The limitations of this study are as follows: first, the limited sample size (n = 5) may affect the average values of individual salivary components and organic acid concentrations. Hence, these results cannot be generalized and should be interpreted with caution. Second, the habits of the volunteers, compliance, and oral condition changes during the repeated oral wash could have influenced the results. Moreover, the fixed application order of the solution reduces randomization. Third, the washout period was set to three days. Therefore some changes in the oral environment could not have reached the baseline, affecting the next saliva sample. Therefore, further research with increased sample size, randomized order and sufficient washout period is necessary. This study offers the advantage of quantifying organic acid concentrations through direct biochemical analysis, rather than simply measuring the bacterial count, despite its small sample size. Furthermore, validating the HPLC (IC-CD) analysis method ensured the reliability and scientific basis of the actual salivary organic acid concentration data in the oral cavity. In addition, the distribution of different organic acids with respect to the concentration sucrose, xylitol, and erythritol and time period was established.

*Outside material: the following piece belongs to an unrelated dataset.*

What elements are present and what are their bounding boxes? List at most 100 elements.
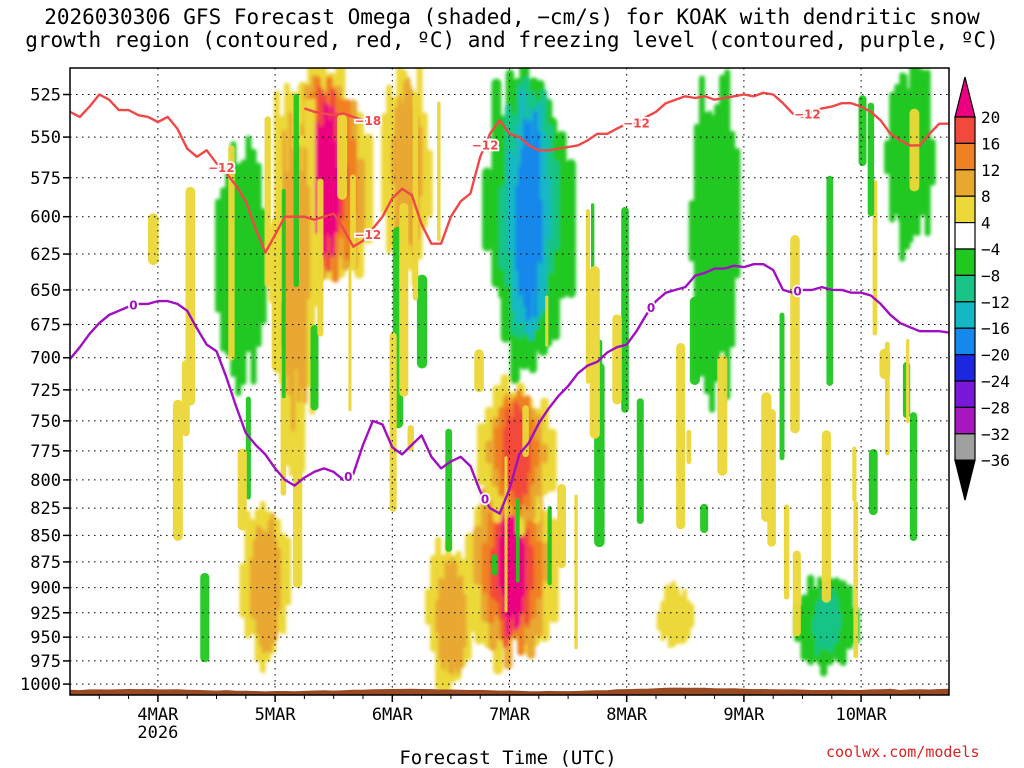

In contrast to previous conventional studies, this study was meaningful in that it modified comparative studies on oral bacteria through the comparison of organic acid concentrations by applying erythritol and xylitol, gaining more popularity. This quantitative analysis of organic acids can be expanded by including the analysis of more numbers of bacterial species.
5. Conclusions
In this study, the average levels of lactate were observed to be reduced in the groups treated with a combination of sucrose and sugar alcohols (in particular, erythritol) compared with the group with 10% sucrose alone after applying sucrose and sugar alcohols. Moreover, 1:1 post hoc analysis revealed that the levels of acetate and propionate decreased in the group treated with 2.5% and 7.5% of erythritol compared to xylitol (p < 0.05). However, the dependence on concentration levels was not observed, which should be interpreted with caution given the small sample size (n = 5). Hence, follow-up research is needed, including oral bacterial testing and studies with larger sample sizes.